Il racconto espone il caso di un uomo resosi colpevole dell’omicidio della sua compagna, che non aveva conservato alcuna memoria dell’accaduto. I particolari dell’omicidio erano particolarmente macabri, non vennero resi pubblici all’epoca e tutti i tentativi di “liberare” il ricordo nell’omicida non sortirono alcun effetto. Ricoverato in un ospedale psichiatrico, era all’osservazione un individuo assolutamente calmo, dotato di pieno autocontrollo. Nel corso di un permesso d’uscita ebbe però un incidente stradale e riportò vasti ematomi al cranio, entrando in coma. Il risveglio dal coma ed il ristabilimento delle normali condizioni fisiche coincise però con una serie di incubi impressionanti perché il riattivarsi della mente aveva anche riavviato la memoria, tutta la memoria, compresa la parte inerente al delitto commesso molti anni prima. L’uomo tentò due volte il suicidio, poi venne curato con forti dosi di tranquillanti e ricoverato forzatamente fino alla riconquistata serenità, frutto di cure farmacologiche e di terapia psichiatrica. Ciò che più colpisce è l’assoluta veridicità, iperrealtà degli incubi, e l’inalterata tempesta emotiva che lo colpiva, fino a farlo colassare fisicamente e psichicamente, ogni volta.

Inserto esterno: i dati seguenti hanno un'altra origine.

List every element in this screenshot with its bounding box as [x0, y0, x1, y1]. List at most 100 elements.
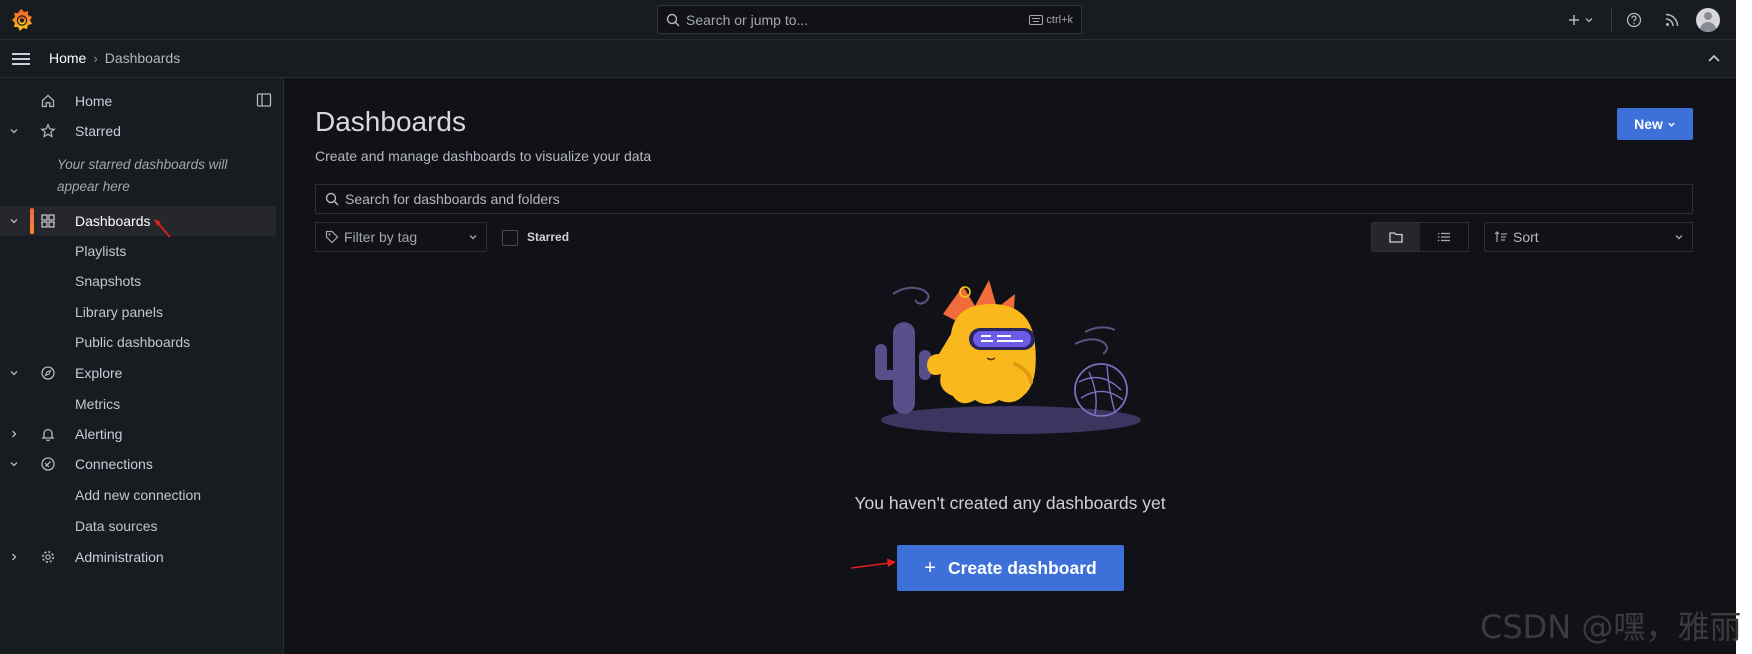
page-subtitle: Create and manage dashboards to visualiz… — [315, 148, 652, 164]
starred-checkbox-label[interactable]: Starred — [527, 230, 569, 244]
chevron-up-icon[interactable] — [1706, 51, 1722, 67]
starred-checkbox[interactable] — [502, 230, 518, 246]
sidebar-item-label: Explore — [75, 365, 123, 381]
breadcrumb-home[interactable]: Home — [49, 50, 86, 66]
divider — [1611, 9, 1612, 31]
annotation-arrow-icon — [154, 219, 171, 238]
new-button-label: New — [1634, 116, 1663, 132]
chevron-down-icon[interactable] — [8, 215, 20, 227]
sidebar-item-snapshots[interactable]: Snapshots — [0, 266, 276, 296]
sidebar-item-connections[interactable]: Connections — [0, 449, 276, 479]
empty-state-mascot-illustration — [875, 280, 1141, 434]
search-icon — [325, 192, 339, 206]
sidebar-item-label: Add new connection — [75, 487, 202, 503]
breadcrumb-separator: › — [93, 50, 98, 66]
grafana-logo-icon[interactable] — [9, 7, 35, 33]
folder-icon — [1389, 232, 1403, 243]
sort-icon — [1494, 231, 1507, 242]
sidebar-item-label: Metrics — [75, 396, 121, 412]
home-icon — [41, 94, 55, 108]
plus-icon — [1569, 15, 1579, 25]
chevron-down-icon — [1668, 122, 1675, 127]
chevron-down-icon — [469, 235, 477, 240]
new-button[interactable]: New — [1617, 108, 1693, 140]
global-search-input[interactable]: Search or jump to... ctrl+k — [657, 5, 1082, 34]
sidebar-item-label: Connections — [75, 456, 153, 472]
plus-icon: + — [924, 556, 936, 579]
sidebar-item-label: Dashboards — [75, 213, 151, 229]
breadcrumb: Home › Dashboards — [49, 50, 180, 66]
user-avatar[interactable] — [1696, 8, 1720, 32]
list-icon — [1437, 232, 1450, 242]
tag-filter-select[interactable]: Filter by tag — [315, 222, 487, 252]
help-button[interactable] — [1620, 6, 1648, 34]
bell-icon — [41, 428, 55, 442]
shortcut-text: ctrl+k — [1046, 13, 1073, 26]
sidebar-item-explore[interactable]: Explore — [0, 358, 276, 388]
sidebar-item-data-sources[interactable]: Data sources — [0, 511, 276, 541]
sidebar-item-label: Alerting — [75, 426, 123, 442]
grafana-app: Search or jump to... ctrl+k Home › Dashb… — [0, 0, 1736, 654]
create-dashboard-label: Create dashboard — [947, 557, 1097, 578]
folder-view-button[interactable] — [1372, 223, 1420, 251]
dashboard-search-placeholder: Search for dashboards and folders — [345, 191, 560, 207]
plug-icon — [41, 457, 55, 471]
sidebar-item-playlists[interactable]: Playlists — [0, 236, 276, 266]
sidebar-item-administration[interactable]: Administration — [0, 542, 276, 572]
page-title: Dashboards — [315, 106, 466, 137]
sidebar-item-label: Library panels — [75, 304, 163, 320]
hamburger-menu-icon[interactable] — [10, 49, 32, 69]
breadcrumb-current: Dashboards — [104, 50, 181, 66]
add-new-button[interactable] — [1563, 6, 1599, 34]
sidebar-item-label: Snapshots — [75, 273, 142, 289]
chevron-down-icon — [1585, 18, 1593, 23]
gear-icon — [42, 551, 54, 563]
sidebar-item-label: Data sources — [75, 518, 158, 534]
search-placeholder: Search or jump to... — [686, 11, 809, 28]
tag-filter-placeholder: Filter by tag — [344, 229, 418, 245]
sidebar: Home Starred Your starred dashboards wil… — [0, 78, 284, 654]
sidebar-item-label: Playlists — [75, 243, 127, 259]
star-icon — [40, 123, 56, 138]
chevron-down-icon[interactable] — [8, 367, 20, 379]
list-view-button[interactable] — [1420, 223, 1468, 251]
sort-select[interactable]: Sort — [1484, 222, 1693, 252]
tag-icon — [325, 230, 339, 244]
sidebar-item-add-new-connection[interactable]: Add new connection — [0, 480, 276, 510]
keyboard-icon — [1029, 14, 1044, 25]
sidebar-item-library-panels[interactable]: Library panels — [0, 297, 276, 327]
starred-empty-hint: Your starred dashboards will appear here — [57, 157, 228, 194]
sort-label: Sort — [1513, 229, 1539, 245]
chevron-down-icon — [1675, 235, 1683, 240]
sidebar-item-public-dashboards[interactable]: Public dashboards — [0, 327, 276, 357]
breadcrumb-bar: Home › Dashboards — [0, 40, 1736, 78]
sidebar-item-label: Home — [75, 93, 113, 109]
dashboard-search-input[interactable]: Search for dashboards and folders — [315, 184, 1693, 214]
compass-icon — [41, 366, 55, 380]
chevron-right-icon[interactable] — [8, 551, 20, 563]
chevron-right-icon[interactable] — [8, 428, 20, 440]
sidebar-item-home[interactable]: Home — [0, 86, 276, 116]
chevron-down-icon[interactable] — [8, 125, 20, 137]
help-icon — [1626, 12, 1642, 28]
top-bar: Search or jump to... ctrl+k — [0, 0, 1736, 40]
keyboard-shortcut-hint: ctrl+k — [1029, 14, 1073, 26]
sidebar-item-metrics[interactable]: Metrics — [0, 389, 276, 419]
watermark-text: CSDN @嘿，雅丽 — [1480, 608, 1742, 646]
top-bar-actions — [1563, 0, 1736, 40]
sidebar-item-label: Administration — [75, 549, 164, 565]
create-dashboard-button[interactable]: + Create dashboard — [897, 545, 1124, 591]
dashboards-grid-icon — [41, 214, 55, 228]
sidebar-item-starred[interactable]: Starred — [0, 116, 276, 146]
annotation-arrow-icon — [850, 558, 896, 569]
chevron-down-icon[interactable] — [8, 458, 20, 470]
sidebar-item-alerting[interactable]: Alerting — [0, 419, 276, 449]
sidebar-item-label: Starred — [75, 123, 121, 139]
view-toggle — [1371, 222, 1469, 252]
search-icon — [666, 13, 680, 26]
sidebar-item-label: Public dashboards — [75, 334, 191, 350]
news-button[interactable] — [1658, 6, 1686, 34]
sidebar-item-dashboards[interactable]: Dashboards — [0, 206, 276, 236]
rss-icon — [1665, 13, 1679, 27]
empty-state-message: You haven't created any dashboards yet — [854, 493, 1166, 513]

Quest’uomo non sognava ma riviveva, ricommetteva il delitto, come se il tempo avesse preservato intatta tutta la scarica adrenalinica.

Ho scattato questa fotografia in due fasi. Avevo in mente l’idea di memoria che un individuo può conservare di un peccato, un delitto, un qualcosa per noi stessi esecrabile. Ovviamente, tutti noi preferiamo dimenticare il peggio di noi stessi e, generalmente, ci riusciamo benissimo, ma se questa possibilità non ci fosse data? Se fossimo costretti a conservare per effetto di un superIo intransigente tutta la verità delle nostre azioni senza poter scegliere, ed il ricordo, agendo indipendentemente dalla nostra volontà, facesse riaffiorare il bene e il male a suo piacimento?

Ho ripreso dapprima uno dei confessionali della Basilica della Salute, a Venezia, tenendomi con una sottoesposizione di 1/3, poi ho sovraimpresso l’immagine di una palina di laguna, corrosa e schiantata dal tempo, perché ho pensato a quante cose indicibili vengono dette ed ascoltate in un confessionale, come se si trattasse di un enorme buco nero capace di assorbire tutto il dolore del mondo, e a quale sarebbe la nostra reazione se scoprissimo che quel luogo non distrugge ma conserva e può restituire tutto il male, tutto il dolore che ha contenuto.